How to use Dropbox to untether your soul

image of a poppy against a blue blue sky

If you use a computer for more than checking email and facebook, you've got an issue: files. Files include everything from notes to photos to your school thesis. Some of these wouldn't bother you too much if they disappeared. Others would probably break your heart. Maybe your digital photos of your sisters wedding. Maybe your much-anticipated memoirs.

Regardless, you've got one of two problems. Either you've not thought about this before, and are in danger of losing everything, and suffering massive heartache in the process, or you're scurrying around, constantly worried about whether you've got things sufficiently protected and backed up. Part of your soul is tied to the whims of your computer.

That isn't right.

Dropbox can cure you. Dropbox can unchain your soul. Here's how to use dropbox to cut yourself lose, so you can float free into the ether.

Step 0 - Sign up

Think of Dropbox as a virtual flash drive (thumb drive, USB stick, whatever). It holds your files, and it lives in the sky, so you can access it at any time. The best thing is, you don't have to carry it in your pocket.

The zeroth step should go without saying, but you have to sign up and activate it. Feel free to use this link to signup. I get extra space, and so do you. Or if you want signup without me getting anything, just go to

Step 1 - Your life on Dropbox

At this point, you need to get your active files into Dropbox. If you write, move your writings there. If you have projects, move the active project folders into it.
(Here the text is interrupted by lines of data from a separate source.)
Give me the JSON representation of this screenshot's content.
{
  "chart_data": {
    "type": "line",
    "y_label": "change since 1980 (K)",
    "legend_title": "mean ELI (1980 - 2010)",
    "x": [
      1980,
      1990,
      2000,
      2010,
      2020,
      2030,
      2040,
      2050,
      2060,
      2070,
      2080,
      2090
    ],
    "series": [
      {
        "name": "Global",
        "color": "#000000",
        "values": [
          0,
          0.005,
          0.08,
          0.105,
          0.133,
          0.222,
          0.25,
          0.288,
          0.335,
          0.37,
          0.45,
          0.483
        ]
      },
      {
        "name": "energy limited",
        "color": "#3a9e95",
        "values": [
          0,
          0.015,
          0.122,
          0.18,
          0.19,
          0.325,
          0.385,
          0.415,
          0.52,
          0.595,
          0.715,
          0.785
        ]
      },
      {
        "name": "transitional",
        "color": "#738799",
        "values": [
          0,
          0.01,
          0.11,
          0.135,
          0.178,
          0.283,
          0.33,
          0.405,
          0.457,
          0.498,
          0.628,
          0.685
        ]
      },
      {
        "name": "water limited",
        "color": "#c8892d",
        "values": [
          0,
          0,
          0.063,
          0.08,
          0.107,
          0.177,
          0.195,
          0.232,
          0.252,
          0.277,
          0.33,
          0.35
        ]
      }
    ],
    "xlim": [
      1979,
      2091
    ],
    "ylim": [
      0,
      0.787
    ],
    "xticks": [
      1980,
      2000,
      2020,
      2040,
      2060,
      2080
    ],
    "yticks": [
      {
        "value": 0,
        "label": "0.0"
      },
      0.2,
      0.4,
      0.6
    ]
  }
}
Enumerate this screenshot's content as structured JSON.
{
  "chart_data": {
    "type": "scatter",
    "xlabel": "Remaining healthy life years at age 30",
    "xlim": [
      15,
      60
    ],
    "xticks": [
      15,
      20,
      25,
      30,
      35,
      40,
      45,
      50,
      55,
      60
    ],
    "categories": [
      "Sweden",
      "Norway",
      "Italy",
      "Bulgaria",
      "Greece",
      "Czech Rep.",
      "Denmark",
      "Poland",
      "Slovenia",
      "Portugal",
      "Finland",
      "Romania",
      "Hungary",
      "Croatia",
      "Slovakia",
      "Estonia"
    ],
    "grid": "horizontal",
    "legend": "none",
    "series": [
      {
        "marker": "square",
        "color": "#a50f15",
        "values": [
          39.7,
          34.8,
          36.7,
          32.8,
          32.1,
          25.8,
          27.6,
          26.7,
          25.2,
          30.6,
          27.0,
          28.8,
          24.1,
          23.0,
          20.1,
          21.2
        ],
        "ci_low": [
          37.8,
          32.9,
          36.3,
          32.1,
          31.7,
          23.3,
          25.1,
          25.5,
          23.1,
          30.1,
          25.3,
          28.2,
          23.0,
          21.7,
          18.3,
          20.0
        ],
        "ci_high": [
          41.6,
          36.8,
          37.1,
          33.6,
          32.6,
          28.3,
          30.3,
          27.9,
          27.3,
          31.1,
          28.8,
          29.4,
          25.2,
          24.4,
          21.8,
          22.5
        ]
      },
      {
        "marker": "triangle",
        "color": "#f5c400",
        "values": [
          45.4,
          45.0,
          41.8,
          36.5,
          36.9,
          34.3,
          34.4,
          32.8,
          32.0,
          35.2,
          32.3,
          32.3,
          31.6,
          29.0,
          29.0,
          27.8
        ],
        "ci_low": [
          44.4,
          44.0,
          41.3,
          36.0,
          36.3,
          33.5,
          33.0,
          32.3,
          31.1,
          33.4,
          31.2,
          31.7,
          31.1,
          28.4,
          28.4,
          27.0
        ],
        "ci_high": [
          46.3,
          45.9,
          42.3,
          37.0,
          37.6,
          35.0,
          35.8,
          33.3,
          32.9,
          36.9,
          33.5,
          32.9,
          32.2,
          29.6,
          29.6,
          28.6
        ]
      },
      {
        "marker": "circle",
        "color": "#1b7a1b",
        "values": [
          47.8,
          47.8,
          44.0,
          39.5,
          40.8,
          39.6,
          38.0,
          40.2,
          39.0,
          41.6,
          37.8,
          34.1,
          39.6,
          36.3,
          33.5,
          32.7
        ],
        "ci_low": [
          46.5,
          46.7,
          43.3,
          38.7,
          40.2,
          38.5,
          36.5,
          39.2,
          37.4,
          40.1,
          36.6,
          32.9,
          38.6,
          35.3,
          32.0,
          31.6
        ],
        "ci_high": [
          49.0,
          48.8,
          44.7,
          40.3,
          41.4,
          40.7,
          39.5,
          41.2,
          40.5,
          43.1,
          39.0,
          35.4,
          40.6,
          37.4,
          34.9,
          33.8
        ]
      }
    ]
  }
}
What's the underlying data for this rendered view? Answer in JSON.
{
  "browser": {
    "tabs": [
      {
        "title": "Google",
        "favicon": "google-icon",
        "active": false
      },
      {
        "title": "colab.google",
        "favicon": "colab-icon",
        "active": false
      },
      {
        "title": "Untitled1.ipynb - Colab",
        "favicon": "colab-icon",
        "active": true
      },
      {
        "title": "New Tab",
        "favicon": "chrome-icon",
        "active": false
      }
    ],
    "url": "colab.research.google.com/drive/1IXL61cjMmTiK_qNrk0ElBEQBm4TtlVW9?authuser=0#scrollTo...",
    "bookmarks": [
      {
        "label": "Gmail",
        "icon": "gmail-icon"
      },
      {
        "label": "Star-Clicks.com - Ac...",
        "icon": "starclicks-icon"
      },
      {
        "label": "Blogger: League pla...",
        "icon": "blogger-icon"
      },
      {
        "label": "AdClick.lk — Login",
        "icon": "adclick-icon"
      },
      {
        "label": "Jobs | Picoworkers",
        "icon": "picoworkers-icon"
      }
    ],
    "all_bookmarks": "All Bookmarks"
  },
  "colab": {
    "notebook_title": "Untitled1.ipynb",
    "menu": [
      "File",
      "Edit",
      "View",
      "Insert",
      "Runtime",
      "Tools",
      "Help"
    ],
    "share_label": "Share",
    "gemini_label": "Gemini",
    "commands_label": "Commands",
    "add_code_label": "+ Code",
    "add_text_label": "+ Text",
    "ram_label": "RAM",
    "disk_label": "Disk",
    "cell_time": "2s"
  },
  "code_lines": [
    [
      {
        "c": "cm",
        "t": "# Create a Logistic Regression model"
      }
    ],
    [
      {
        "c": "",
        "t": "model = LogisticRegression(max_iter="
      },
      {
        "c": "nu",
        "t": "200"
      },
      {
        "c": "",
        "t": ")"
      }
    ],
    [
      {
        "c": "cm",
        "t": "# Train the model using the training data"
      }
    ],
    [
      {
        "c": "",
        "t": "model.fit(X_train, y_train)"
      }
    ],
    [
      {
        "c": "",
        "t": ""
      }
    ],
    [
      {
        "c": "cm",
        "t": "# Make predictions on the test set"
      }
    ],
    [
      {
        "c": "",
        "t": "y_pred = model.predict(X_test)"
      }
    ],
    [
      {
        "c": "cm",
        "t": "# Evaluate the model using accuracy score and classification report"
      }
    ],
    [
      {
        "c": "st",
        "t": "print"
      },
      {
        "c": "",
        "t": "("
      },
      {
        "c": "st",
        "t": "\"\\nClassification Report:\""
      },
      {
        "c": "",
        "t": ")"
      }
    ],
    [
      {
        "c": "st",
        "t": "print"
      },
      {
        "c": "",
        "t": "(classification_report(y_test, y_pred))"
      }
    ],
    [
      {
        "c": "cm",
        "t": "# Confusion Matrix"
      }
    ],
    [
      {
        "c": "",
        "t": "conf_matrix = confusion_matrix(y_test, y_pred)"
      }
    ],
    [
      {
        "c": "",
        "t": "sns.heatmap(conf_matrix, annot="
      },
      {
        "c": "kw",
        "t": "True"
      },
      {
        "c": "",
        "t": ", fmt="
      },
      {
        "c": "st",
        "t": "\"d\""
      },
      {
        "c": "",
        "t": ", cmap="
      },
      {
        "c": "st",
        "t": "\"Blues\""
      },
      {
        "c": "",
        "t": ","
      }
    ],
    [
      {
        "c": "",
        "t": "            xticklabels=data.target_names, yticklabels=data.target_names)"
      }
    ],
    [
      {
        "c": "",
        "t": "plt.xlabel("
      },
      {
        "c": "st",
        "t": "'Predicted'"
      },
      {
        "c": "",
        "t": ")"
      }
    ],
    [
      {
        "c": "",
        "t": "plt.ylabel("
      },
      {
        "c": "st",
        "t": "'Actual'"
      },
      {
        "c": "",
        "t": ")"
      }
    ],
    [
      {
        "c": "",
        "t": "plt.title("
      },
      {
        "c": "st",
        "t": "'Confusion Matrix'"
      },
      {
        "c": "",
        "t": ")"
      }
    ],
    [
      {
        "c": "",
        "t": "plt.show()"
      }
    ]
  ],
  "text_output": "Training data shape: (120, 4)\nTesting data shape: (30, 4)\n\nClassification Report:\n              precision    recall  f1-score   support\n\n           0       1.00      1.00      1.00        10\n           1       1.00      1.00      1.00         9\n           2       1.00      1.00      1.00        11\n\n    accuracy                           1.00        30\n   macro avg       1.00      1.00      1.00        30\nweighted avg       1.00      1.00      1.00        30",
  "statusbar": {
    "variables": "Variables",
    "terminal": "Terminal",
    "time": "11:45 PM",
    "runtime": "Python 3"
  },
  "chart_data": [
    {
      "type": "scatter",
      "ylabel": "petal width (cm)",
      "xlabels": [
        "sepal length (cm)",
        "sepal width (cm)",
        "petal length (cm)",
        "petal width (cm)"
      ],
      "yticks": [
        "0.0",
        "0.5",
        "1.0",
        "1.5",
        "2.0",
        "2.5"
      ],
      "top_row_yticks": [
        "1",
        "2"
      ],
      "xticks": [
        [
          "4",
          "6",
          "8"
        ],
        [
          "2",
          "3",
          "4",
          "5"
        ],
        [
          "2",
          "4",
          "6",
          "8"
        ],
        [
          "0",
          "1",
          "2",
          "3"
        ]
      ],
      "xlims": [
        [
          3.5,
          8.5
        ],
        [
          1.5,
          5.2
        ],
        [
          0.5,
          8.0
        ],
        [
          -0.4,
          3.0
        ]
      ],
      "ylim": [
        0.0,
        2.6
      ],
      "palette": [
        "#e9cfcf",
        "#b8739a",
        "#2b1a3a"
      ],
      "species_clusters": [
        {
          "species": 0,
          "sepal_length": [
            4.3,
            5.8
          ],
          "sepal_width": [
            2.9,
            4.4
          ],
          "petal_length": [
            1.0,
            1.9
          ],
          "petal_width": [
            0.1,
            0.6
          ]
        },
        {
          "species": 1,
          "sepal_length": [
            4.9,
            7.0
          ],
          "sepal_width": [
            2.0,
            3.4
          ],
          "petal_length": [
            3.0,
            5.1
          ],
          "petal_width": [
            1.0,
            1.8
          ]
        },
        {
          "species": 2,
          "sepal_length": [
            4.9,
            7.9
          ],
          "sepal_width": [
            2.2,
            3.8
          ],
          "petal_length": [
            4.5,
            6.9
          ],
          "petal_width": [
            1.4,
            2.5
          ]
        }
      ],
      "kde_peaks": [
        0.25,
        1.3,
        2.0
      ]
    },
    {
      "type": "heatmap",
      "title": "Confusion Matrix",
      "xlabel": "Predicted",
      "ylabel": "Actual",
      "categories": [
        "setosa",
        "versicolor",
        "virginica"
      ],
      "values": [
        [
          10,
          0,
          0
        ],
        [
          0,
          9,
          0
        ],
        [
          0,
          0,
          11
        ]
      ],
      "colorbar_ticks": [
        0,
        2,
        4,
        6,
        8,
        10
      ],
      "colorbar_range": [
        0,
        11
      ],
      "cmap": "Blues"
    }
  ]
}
This will accomplish three amazing things:

  • Backup (all your work is backed up on their server)
  • Versioning (all the changes you make are preserved for 30 days, so if you mess up, you can undo)
  • Universal access (we'll talk about this more below, but the main thing is that anywhere you have web access, you can access your files)

For me, I just wanted to move everything I had into it. That's the easiest and best way. But if you need to keep things in certain locations, and still have Dropbox take care of them, you can. I'll cover that later.

For now, get as much as you can onto Dropbox.

Step 2 - Make it part of the way you work

The next step is to place shortcuts or aliases to Dropbox wherever you frequently place files - your desktop, the dock, whatever. This way when you're dropping a file somewhere, you can drop it onto a Dropbox shortcut instead, and start making this into a positive habit.

On my Desktop, I just like to have a large Dropbox icon, reminding me that everything goes there.

Step 3 - Universal access

Now you're going to get universal access to your files. If you have multiple computers (work and home, for example), just install Dropbox on each one, and sign in with the credentials you used above. All the files in Dropbox will sync between these computers, and be available regardless of whether you're online or offline.

If you have a smartphone, you'll want access there as well. Fortunately, there are apps for iPhone, iPad, Blackberry, and Android.

For everything else, Dropbox has a great web interface that allows you to do pretty much everything you would do on your normal computer.


This should get you started moving your digital life into "the cloud", and untethering your soul in the process. Even if you're not into drastic changes, this is one that will grow on you. The less you worry about your files, the less you have to think about where they are and whether or not you've got a copy of a certain picture on your phone, the less you have to think about your computer, period, the freer you will be.